The above definition gives content to the structural component of the model, and includes reference to the meaning of violence, situational context, motive, action, and consequences; this appears to be a detailed framework for conceptualizing the complexity of IPV.


Conclusion


Overall, the theory and research on IPV demonstrates the multifaceted and complex nature of the phenomenon. Therefore, it is important that a broad range of factors be considered when assessing and addressing the problem. A narrow theoretical focus might exclude potentially important exploratory factors (Dixon & Graham-Kevan, 2011).


It appears that the existing theories of IPV are limited in their ability to improve the clinical efficacy of IPV interventions, as well as to provide a sufficient basis for conducting research. Furthermore, the variety of competing IPV theories has led to a divide among researchers in the field arising from the overall political and social climate under which those theories have been developed and research conducted. As a result, some of the existing IPV theories are limited as to their ability to explain contradictory findings or the heterogeneity of IPV phenomenon.

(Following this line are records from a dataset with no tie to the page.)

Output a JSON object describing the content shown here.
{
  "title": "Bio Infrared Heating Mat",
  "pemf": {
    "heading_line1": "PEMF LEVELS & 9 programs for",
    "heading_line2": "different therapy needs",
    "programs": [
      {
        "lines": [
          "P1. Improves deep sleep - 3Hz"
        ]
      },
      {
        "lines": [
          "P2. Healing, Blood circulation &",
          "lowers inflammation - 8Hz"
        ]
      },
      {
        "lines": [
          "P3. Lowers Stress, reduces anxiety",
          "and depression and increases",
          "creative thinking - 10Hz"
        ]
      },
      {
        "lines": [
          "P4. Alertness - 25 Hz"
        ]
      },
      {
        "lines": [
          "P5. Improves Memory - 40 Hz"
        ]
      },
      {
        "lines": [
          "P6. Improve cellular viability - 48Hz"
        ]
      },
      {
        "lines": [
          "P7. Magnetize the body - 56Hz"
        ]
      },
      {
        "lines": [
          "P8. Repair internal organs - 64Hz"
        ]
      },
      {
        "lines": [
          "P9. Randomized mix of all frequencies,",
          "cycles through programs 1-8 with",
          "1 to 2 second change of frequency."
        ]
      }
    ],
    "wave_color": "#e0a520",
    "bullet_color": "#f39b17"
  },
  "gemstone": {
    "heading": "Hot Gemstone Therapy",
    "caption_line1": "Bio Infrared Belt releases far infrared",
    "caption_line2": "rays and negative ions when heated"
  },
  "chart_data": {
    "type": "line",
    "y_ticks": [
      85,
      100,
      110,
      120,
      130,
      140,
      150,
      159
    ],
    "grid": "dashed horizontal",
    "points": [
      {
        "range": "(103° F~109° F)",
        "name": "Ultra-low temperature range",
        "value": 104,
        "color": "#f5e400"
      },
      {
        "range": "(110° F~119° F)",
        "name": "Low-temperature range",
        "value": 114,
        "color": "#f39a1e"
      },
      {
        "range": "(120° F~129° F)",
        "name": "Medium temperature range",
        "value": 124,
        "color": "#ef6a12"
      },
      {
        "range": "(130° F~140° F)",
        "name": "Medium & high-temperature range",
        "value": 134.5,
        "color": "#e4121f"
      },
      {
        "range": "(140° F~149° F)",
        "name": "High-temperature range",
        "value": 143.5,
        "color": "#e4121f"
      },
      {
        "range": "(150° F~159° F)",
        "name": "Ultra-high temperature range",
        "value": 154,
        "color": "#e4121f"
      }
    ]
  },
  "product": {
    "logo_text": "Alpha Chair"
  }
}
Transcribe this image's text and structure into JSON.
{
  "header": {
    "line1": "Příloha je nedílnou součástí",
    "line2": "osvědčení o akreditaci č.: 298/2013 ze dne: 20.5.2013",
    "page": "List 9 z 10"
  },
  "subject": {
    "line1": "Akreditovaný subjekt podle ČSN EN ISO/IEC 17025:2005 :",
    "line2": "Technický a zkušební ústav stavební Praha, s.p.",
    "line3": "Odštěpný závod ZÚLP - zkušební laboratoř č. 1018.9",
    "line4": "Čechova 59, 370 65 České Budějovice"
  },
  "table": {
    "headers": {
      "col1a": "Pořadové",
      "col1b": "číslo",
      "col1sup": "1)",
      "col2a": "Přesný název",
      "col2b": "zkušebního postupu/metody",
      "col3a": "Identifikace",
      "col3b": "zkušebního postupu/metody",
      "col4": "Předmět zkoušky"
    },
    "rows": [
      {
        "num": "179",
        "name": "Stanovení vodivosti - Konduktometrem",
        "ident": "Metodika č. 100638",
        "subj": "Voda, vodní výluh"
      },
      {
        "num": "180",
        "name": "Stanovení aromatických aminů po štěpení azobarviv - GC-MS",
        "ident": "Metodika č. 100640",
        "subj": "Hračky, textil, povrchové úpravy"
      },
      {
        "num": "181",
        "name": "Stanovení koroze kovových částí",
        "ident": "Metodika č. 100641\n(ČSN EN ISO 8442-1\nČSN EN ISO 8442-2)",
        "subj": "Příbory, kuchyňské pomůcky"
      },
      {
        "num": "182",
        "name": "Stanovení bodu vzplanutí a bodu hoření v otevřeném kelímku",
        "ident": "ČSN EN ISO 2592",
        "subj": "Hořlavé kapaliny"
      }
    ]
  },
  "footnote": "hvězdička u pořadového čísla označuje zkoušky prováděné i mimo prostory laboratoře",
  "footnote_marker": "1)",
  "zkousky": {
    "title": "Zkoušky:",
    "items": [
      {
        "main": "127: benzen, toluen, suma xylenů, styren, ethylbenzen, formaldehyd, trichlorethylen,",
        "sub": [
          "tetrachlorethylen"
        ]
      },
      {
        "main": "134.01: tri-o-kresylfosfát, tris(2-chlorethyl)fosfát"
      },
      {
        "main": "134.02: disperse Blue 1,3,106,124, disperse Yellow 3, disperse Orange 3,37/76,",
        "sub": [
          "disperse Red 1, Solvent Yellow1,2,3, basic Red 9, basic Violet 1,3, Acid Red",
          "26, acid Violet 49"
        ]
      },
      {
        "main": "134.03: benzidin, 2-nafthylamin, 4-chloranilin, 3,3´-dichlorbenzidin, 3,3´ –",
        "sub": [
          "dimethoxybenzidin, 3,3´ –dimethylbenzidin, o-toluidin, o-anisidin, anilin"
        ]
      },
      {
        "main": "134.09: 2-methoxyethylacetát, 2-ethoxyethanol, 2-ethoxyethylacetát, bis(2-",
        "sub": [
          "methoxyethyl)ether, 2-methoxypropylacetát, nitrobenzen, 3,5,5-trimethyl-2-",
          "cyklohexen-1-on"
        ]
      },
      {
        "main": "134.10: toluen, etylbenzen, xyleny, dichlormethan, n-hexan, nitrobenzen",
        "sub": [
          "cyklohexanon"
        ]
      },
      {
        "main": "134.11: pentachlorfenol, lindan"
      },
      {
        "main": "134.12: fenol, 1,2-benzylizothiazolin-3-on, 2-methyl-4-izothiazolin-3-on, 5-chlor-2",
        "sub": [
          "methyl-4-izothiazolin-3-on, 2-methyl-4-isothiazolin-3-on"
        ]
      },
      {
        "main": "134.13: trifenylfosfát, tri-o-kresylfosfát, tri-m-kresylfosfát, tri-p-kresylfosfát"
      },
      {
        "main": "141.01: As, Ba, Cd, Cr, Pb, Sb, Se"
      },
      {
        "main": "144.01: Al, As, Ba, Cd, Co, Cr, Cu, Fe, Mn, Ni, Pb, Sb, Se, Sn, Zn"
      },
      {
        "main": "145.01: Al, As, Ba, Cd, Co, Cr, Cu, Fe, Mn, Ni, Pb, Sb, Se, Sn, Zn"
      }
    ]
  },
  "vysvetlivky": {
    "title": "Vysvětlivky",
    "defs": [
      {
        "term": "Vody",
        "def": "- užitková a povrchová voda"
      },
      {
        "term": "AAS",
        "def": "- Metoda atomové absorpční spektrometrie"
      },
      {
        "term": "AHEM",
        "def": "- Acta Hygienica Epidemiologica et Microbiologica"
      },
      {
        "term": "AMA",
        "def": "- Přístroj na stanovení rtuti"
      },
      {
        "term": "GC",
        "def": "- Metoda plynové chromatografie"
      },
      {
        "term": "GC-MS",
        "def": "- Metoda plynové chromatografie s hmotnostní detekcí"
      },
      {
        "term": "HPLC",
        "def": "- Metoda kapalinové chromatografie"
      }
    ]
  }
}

To date, there is neither a universally accepted definition of IPV, nor there is a conceptual framework that would encompass the complexity of the phenomenon. Some of the theoretical frameworks of IPV appear to provide a number of potential advantages over others; however, their empirical viability is yet to be determined. Although initial steps have been taken to conceptualize and explore the context of IPV, we seem to be in need of sufficient progress in the field so that the researchers can systematically examine the context and complexity of IPV in theory and practice.